Kein Geld in der Rentenkasse – also warum nicht mit Aktien das Loch stopfen? So die Idee von Finanzminister Christian Lindner (FDP). Aber wie genau soll das funktionieren? Welche Folgen hätte das für das Rentensystem? Und welche Risiken gibt es?

12.09.2023

    Ein Mann mit hellen Haaren schaut in die Kamera und lacht. Er trägt einen Anzug. Hinter ihm ist ein Monitor auf dem "Generationenkapital" steht. Ees ist Christian Lindner (FDP). Der Bundesfinanzminister nimmt an einer Veranstaltung in Frankfurt teil.
    Warum nicht auch den Staatshaushalt mit Aktien finanzieren? Bundesfinanzminister Christian Lindner setzt zumindest bei der Rente auf den Kapitalmarkt. (picture alliance / dpa / Jörg Carstensen)
    Das deutsche Rentensystem hat ein Finanzierungsproblem. Als Lösung will Bundesfinanzminister Christian Lindner auf den Kapitalmarkt setzen, um die Altersvorsorge abzusichern. Aktien sollen sicherstellen, dass die Rentenbeiträge nicht steigen und gleichzeitig die Renten nicht gekürzt werden müssen. Details zu seinem Plan hatte der FDP-Politiker Mitte Januar 2023 vorgestellt.

    Inhaltsverzeichnis

    Warum ist zu wenig Geld in der Rentenkasse?
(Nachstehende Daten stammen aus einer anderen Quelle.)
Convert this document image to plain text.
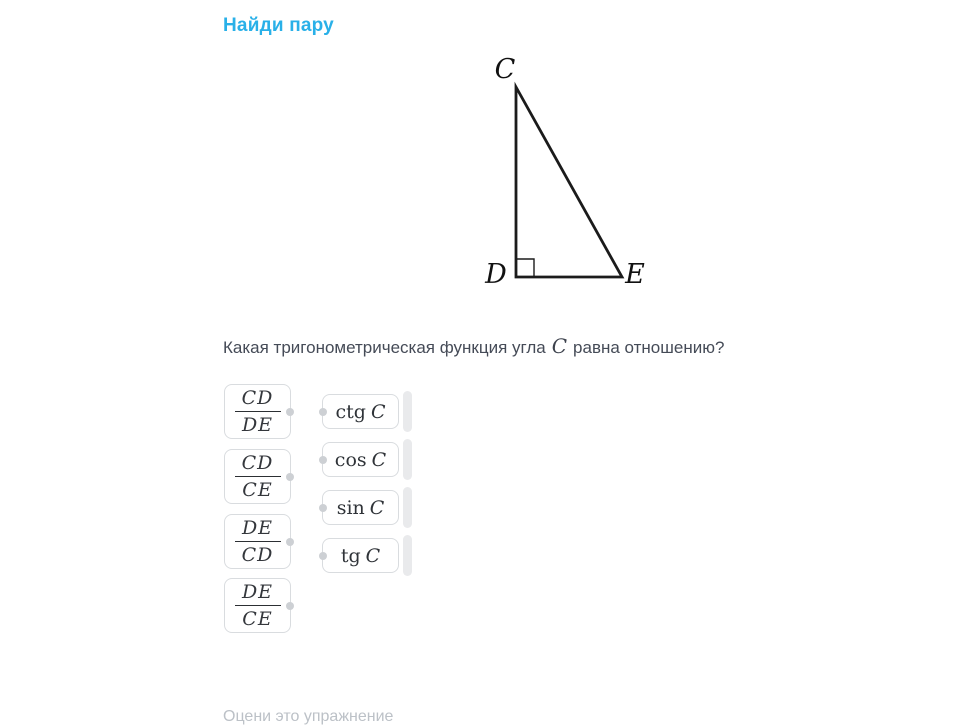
Найди пару
C
D	E
Какая тригонометрическая функция угла C равна отношению?
CD
DE
CD
CE
DE
CD
DE
CE
ctg C
cos C
sin C
tg C
Оцени это упражнение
    Das deutsche Rentensystem ist umlagefinanziert. Das bedeutet: Erwerbstätige zahlen in die Rentenkasse ein, das einbezahlte Geld wird an die Rentnerinnen und Rentner ausgezahlt. Durch den demografischen Wandel gerät dieses System jedoch in eine Schieflage: Den einzahlenden Erwerbstätigen stehen immer mehr Rentenempfänger gegenüber. Diese Situation könnte sich noch verschärfen, wenn in den kommenden Jahren die geburtenstarke Generation der sogenannten Babyboomer in Rente gehen wird.
    Um dieses Problem zu lösen, müssten entweder der in die Rentenversicherung einfließende Betrag wachsen, etwa durch höhere Beiträge, oder der Abfluss aus der Kasse verringert werden, etwa durch Kürzung der Rentenzahlungen. Weitere Möglichkeiten wären die Verlängerung der Lebensarbeitszeit oder eben eine Änderung des Rentensystems und dessen Finanzierung.
    Die Ampelkoalition will weder die Rente kürzen, noch Rentenbeiträge erhöhen oder die Menschen länger arbeiten lassen. Momentan kann sich die Regierung dies nur leisten, weil jährlich mehr als 100 Milliarden aus dem Staatshaushalt als Zuschuss in die Rentenkasse fließen - fast ein Viertel des Gesamtetats der Regierung und absehbar noch mehr. Mit der Aktienrente will Lindner gegensteuern und eine alternative Finanzierungsmöglichkeit etablieren.

    Wie will Lindner die Rente künftig absichern?

    Bundesfinanzminister Lindner will die Altersvorsorge über den Kapitalmarkt absichern. Dazu soll ein Fonds eingerichtet werden, den der Bund mit Grundkapital füllt. Eine öffentlich-rechtliche Stiftung soll das Geld verwalten und vor allem gewinnbringend anlegen - unter anderem in Aktien. Die Renditen würden der gesetzlichen Rentenversicherung zufließen; mögliche Verluste würde der Bund ausgleichen.
    Laut den Plänen Lindners sollen in einer "Ansparphase" 15 Jahre lang mindestens zehn Milliarden Euro jährlich in den Rentenfonds eingezahlt werden, um einen Kapitalstock in dreistelliger Milliardenhöhe aufzubauen. Erst danach ab 2037 soll die Rendite des Fonds ins Rentensystem fließen. Abschließend geklärt ist dies in der Koalition aber noch nicht. Offen ist unter anderem, woher die jährlich zehn Milliarden Euro für den Kapitalaufbau kommen sollen. Wegen der sogenannten Schuldenbremse dürfte eine Finanzierung aus dem Staatshaushalt kaum möglich sein.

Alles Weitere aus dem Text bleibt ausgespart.